= Axiotta =

Ancient city in Asia Minor

Axiotta (Αξίοττα) or Aziotta (Αζίοττα) was an ancient Greek city in Lydia, in Asia Minor and it was a place of worship of the Phrygian god Men.

The city was located in the valley of river Ermos and it became known from inscriptions found in the area, several of them dedicated to the main deity of the city Men ("to Mina Axiottino" / "Μήνα Αξιοττηνό").

Indicatively:
Μηνί Αξιοττηνώ Αφφιάς Γλύκωνος εύξατο, ει τεκνώσει...
To Meni of Axiotta, Affias [of] Glycon wished, that if she will have a child...

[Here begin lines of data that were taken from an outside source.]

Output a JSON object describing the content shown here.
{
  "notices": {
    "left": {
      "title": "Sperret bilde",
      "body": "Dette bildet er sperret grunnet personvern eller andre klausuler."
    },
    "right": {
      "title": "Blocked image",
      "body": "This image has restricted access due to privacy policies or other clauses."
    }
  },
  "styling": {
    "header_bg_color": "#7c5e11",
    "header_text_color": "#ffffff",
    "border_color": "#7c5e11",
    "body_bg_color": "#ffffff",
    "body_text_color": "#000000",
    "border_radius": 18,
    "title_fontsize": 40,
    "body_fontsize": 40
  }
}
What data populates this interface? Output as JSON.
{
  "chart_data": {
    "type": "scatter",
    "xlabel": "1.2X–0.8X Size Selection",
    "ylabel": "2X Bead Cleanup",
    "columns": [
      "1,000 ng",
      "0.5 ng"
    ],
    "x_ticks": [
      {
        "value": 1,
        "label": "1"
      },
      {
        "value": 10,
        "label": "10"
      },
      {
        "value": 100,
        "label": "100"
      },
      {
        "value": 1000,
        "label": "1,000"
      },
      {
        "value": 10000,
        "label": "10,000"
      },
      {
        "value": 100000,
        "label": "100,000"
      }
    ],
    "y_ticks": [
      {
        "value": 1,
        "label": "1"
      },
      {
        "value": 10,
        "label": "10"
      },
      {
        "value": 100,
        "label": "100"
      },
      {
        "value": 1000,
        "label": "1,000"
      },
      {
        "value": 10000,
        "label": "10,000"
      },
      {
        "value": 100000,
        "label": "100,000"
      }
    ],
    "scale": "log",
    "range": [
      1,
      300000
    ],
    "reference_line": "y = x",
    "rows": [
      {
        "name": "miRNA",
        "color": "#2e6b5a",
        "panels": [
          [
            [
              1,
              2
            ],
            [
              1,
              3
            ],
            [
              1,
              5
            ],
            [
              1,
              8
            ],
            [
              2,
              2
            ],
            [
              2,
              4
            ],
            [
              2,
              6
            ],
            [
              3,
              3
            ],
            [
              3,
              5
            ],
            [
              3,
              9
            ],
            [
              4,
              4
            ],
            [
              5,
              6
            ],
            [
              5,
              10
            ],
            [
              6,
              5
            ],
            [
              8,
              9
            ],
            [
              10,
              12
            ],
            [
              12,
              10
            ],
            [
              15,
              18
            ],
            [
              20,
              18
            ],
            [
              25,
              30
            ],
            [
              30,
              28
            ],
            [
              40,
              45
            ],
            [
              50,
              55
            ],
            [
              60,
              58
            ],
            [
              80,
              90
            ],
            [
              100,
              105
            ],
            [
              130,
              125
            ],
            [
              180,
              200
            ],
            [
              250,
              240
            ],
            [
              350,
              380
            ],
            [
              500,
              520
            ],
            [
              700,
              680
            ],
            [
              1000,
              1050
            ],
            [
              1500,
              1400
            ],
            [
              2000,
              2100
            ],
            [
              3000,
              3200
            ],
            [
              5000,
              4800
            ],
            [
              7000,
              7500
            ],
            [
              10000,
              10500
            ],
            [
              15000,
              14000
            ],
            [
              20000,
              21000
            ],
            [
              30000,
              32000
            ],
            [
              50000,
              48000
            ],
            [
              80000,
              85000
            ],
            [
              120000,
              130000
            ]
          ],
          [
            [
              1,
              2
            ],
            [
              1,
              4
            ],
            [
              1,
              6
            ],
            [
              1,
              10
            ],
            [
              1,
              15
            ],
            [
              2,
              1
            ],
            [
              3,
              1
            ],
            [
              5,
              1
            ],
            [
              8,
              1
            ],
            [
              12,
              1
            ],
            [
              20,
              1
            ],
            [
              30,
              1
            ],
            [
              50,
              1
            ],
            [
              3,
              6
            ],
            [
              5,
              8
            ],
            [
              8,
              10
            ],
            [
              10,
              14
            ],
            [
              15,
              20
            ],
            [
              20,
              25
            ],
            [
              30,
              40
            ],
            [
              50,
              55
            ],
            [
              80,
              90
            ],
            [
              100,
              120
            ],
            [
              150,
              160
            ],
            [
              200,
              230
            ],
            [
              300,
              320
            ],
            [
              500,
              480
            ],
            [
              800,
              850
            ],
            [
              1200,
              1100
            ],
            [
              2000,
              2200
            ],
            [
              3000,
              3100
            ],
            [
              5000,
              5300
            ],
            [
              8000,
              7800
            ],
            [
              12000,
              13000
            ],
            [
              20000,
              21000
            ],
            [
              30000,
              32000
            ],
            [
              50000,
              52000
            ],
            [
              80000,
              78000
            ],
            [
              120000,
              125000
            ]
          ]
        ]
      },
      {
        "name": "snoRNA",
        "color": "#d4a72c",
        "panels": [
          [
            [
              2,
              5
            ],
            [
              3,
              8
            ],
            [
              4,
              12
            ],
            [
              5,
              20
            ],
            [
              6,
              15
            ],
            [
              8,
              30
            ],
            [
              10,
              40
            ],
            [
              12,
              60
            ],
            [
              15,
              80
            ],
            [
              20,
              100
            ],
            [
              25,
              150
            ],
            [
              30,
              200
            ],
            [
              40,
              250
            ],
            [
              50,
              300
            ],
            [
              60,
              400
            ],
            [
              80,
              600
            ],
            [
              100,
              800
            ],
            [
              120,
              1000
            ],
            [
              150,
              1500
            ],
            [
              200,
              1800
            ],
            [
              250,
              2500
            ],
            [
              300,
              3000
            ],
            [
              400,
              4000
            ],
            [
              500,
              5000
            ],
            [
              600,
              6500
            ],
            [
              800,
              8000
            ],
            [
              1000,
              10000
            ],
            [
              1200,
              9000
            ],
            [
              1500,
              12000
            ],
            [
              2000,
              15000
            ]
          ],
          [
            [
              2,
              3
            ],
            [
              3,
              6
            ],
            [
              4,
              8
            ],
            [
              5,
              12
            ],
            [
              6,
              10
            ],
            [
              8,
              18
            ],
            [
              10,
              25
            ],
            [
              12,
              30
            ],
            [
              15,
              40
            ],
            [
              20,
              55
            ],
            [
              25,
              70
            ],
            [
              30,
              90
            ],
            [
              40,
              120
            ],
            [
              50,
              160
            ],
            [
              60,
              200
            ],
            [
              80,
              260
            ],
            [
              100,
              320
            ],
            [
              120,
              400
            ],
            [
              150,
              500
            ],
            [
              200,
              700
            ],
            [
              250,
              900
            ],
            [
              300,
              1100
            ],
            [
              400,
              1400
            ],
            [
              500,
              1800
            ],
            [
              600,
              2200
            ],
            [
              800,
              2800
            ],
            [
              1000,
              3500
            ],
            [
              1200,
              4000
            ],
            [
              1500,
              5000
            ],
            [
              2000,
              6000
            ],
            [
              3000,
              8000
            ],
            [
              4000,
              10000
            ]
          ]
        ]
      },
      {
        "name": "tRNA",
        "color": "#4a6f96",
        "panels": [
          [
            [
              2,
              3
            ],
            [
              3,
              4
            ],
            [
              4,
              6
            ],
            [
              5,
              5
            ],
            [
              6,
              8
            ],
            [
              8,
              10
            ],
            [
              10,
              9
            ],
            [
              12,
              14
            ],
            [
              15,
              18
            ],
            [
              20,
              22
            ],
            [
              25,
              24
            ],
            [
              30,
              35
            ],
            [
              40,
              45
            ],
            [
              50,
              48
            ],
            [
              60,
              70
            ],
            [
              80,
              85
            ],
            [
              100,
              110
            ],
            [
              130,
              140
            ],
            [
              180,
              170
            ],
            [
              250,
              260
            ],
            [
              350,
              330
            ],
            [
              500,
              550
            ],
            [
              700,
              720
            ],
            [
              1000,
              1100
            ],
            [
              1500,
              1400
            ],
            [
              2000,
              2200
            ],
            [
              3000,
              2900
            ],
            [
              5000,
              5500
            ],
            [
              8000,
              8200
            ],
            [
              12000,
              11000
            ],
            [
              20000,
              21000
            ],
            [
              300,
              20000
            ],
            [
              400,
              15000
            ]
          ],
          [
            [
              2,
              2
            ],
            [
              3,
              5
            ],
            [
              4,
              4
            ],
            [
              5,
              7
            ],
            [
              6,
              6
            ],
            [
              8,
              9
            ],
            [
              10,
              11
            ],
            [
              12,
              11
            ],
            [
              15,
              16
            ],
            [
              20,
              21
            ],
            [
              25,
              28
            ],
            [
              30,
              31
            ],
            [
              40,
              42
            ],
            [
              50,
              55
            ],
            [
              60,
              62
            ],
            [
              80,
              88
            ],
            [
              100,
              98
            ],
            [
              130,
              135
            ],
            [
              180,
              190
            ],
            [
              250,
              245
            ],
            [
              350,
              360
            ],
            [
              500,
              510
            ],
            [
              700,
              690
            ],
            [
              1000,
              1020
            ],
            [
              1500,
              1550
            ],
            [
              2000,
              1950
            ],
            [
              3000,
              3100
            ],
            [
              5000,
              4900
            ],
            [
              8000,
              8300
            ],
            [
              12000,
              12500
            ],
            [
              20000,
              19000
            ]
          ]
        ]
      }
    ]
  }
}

The ethnic name for people from Axiotta / Aziotta was Axiottinos (Αξιοττηνός) or Aziotinos (Αζιοττηνός) ("μήτηρ Αζιοττηνή" / "mother from Aziotta").

The locations where such inscriptions were found are the area of Mağazadamlari of today's Turkey, north of Ayazviran (Ayazören Köyü), northwest of Hamidiye (Hamidiye Köyü, Kula, Manisa), and at contemporary Gökçeören of Kula (ex Menye) . Its site is unlocated.